If we exclude $0 \in \{a, b, c, d\}$ to avoid these trivial solutions, the minimal solutions and their eigenvalues are \begin{array}{cc}\hline (a, b, c, d) & \lambda \\ \hline(1, 2, 5, 4) & -4, 21 \\ (4, 2, 3, 5) & 13, 28 \\ \hline \end{array} and the six examples obtained from these using the evident symmetries $a \leftrightarrow d$ and $b \leftrightarrow c$.
For the $3 \times 3$ case already the matrix $$\pmatrix{0^2 & 1^2 & 2^2 \\ 3^2 & 4^2 & 5^2 \\ 6^2 & 7^2 & 8^2}$$ has irrational eigenvalues: Its characteristic polynomial, $c(t) = t^3 - 80 t^2 - 354 t + 216$, has positive discriminant, so it has three real roots.
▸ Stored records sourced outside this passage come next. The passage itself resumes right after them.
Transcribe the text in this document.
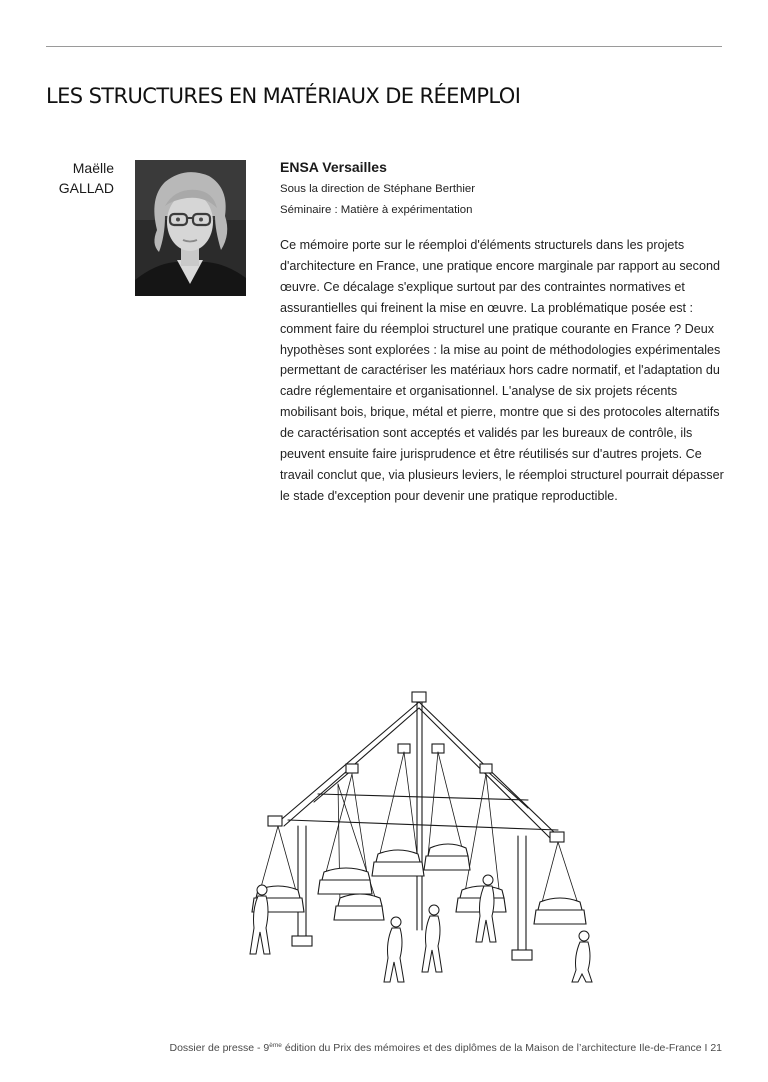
LES STRUCTURES EN MATÉRIAUX DE RÉEMPLOI
Maëlle
GALLAD
ENSA Versailles
Sous la direction de Stéphane Berthier
Séminaire : Matière à expérimentation

Ce mémoire porte sur le réemploi d'éléments structurels dans les projets d'architecture en France, une pratique encore marginale par rapport au second œuvre. Ce décalage s'explique surtout par des contraintes normatives et assurantielles qui freinent la mise en œuvre. La problématique posée est : comment faire du réemploi structurel une pratique courante en France ? Deux hypothèses sont explorées : la mise au point de méthodologies expérimentales permettant de caractériser les matériaux hors cadre normatif, et l'adaptation du cadre réglementaire et organisationnel. L'analyse de six projets récents mobilisant bois, brique, métal et pierre, montre que si des protocoles alternatifs de caractérisation sont acceptés et validés par les bureaux de contrôle, ils peuvent ensuite faire jurisprudence et être réutilisés sur d'autres projets. Ce travail conclut que, via plusieurs leviers, le réemploi structurel pourrait dépasser le stade d'exception pour devenir une pratique reproductible.

Dossier de presse - 9ème édition du Prix des mémoires et des diplômes de la Maison de l’architecture Ile-de-France I 21
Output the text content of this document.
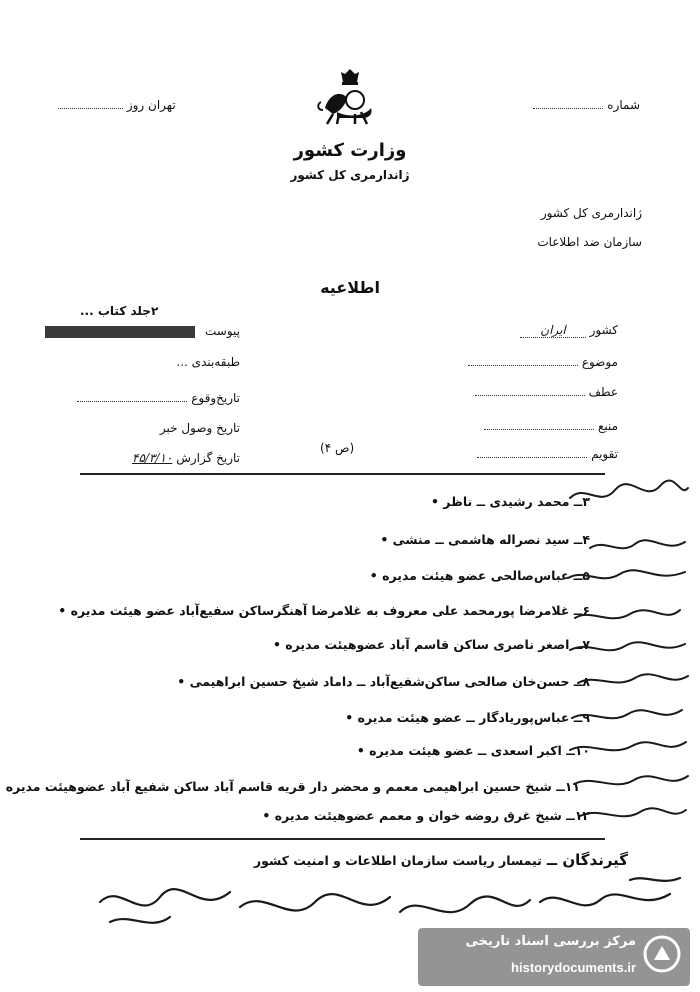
شماره
تهران روز
وزارت کشور
ژاندارمری کل کشور
ژاندارمری کل کشور
سازمان ضد اطلاعات
اطلاعیه
۲جلد کتاب ...
پیوست
طبقه‌بندی ...
تاریخ‌وقوع
تاریخ وصول خبر
تاریخ گزارش ۴۵/۳/۱۰
کشور ایران
موضوع
عطف
منبع
تقویم
(ص ۴)
۳ــ محمد رشیدی ــ ناظر •
۴ــ سید نصراله هاشمی ــ منشی •
۵ــ عباس‌صالحی عضو هیئت مدیره •
۶ــ غلامرضا پورمحمد علی معروف به غلامرضا آهنگرساکن سفیع‌آباد عضو هیئت مدیره •
۷ــ اصغر ناصری ساکن قاسم آباد عضوهیئت مدیره •
۸ــ حسن‌خان صالحی ساکن‌شفیع‌آباد ــ داماد شیخ حسین ابراهیمی •
۹ــ عباس‌پوریادگار ــ عضو هیئت مدیره •
۱۰ــ اکبر اسعدی ــ عضو هیئت مدیره •
۱۱ــ شیخ حسین ابراهیمی معمم و محضر دار قریه قاسم آباد ساکن شفیع آباد عضوهیئت مدیره
۱۲ــ شیخ غرق روضه خوان و معمم عضوهیئت مدیره •
گیرندگان ــ تیمسار ریاست سازمان اطلاعات و امنیت کشور
مرکز بررسی اسناد تاریخی
historydocuments.ir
On the other hand, $c(t) \equiv t^3 + t + 1 \pmod 5$, but this latter polynomial has no roots modulo $5$, hence $c(t)$ is irreducible over $\Bbb Q$, that is, its three real roots are irrational.
In a sense that can be made precise, most rational polynomials do not have all roots rational, and I see little reason to expect that the characteristic polynomials of matrices with (distinct) square entries would be special in this regard, so it is perhaps more interesting to ask for an example whose eigenvalues are rational (and hence integral). A quick Maple script (transcribed below) finds many examples with entries $0^2, \ldots, 8^2$. The first of these lexicographically is
$$\pmatrix{0^2 & 2^2 & 3^2 \\ 5^2 & 8^2 & 1^2 \\ 7^2 & 6^2 & 4^2} , \quad
\textrm{which has eigenvalues} \quad {-13}, 24, 69 .$$
It is rare even among the matrices with entries $0^2, \ldots, 8^2$ to have all rational eigenvalues: It only happens for $252$ of the $9! = 362880$ cases, $180$ of which have no zero eigenvalues.
restart;
with(combinat): with(LinearAlgebra):
m := 3;
N := 9;
for numberSet in choose(N, m^2) do
shifted := map(U -> U - 1, numberSet);
print([shifted]);
for ordering in permute(shifted) do
map(U -> U^2, ordering);
A := convert([seq(%[((i - 1) * m + 1)..(i * m)], i=1..m)], Matrix);
c := CharacteristicPolynomial(A, t);
if (convert(map(degree, map(U -> U[1], factors(c)[2]), t), set) = {1}) then
print(ordering, A, solve(c));
fi:
od:
od:
Here the constant $m$ is the matrix size, $[0, \ldots, N - 1]$ is the range from which the squared numbers are chosen.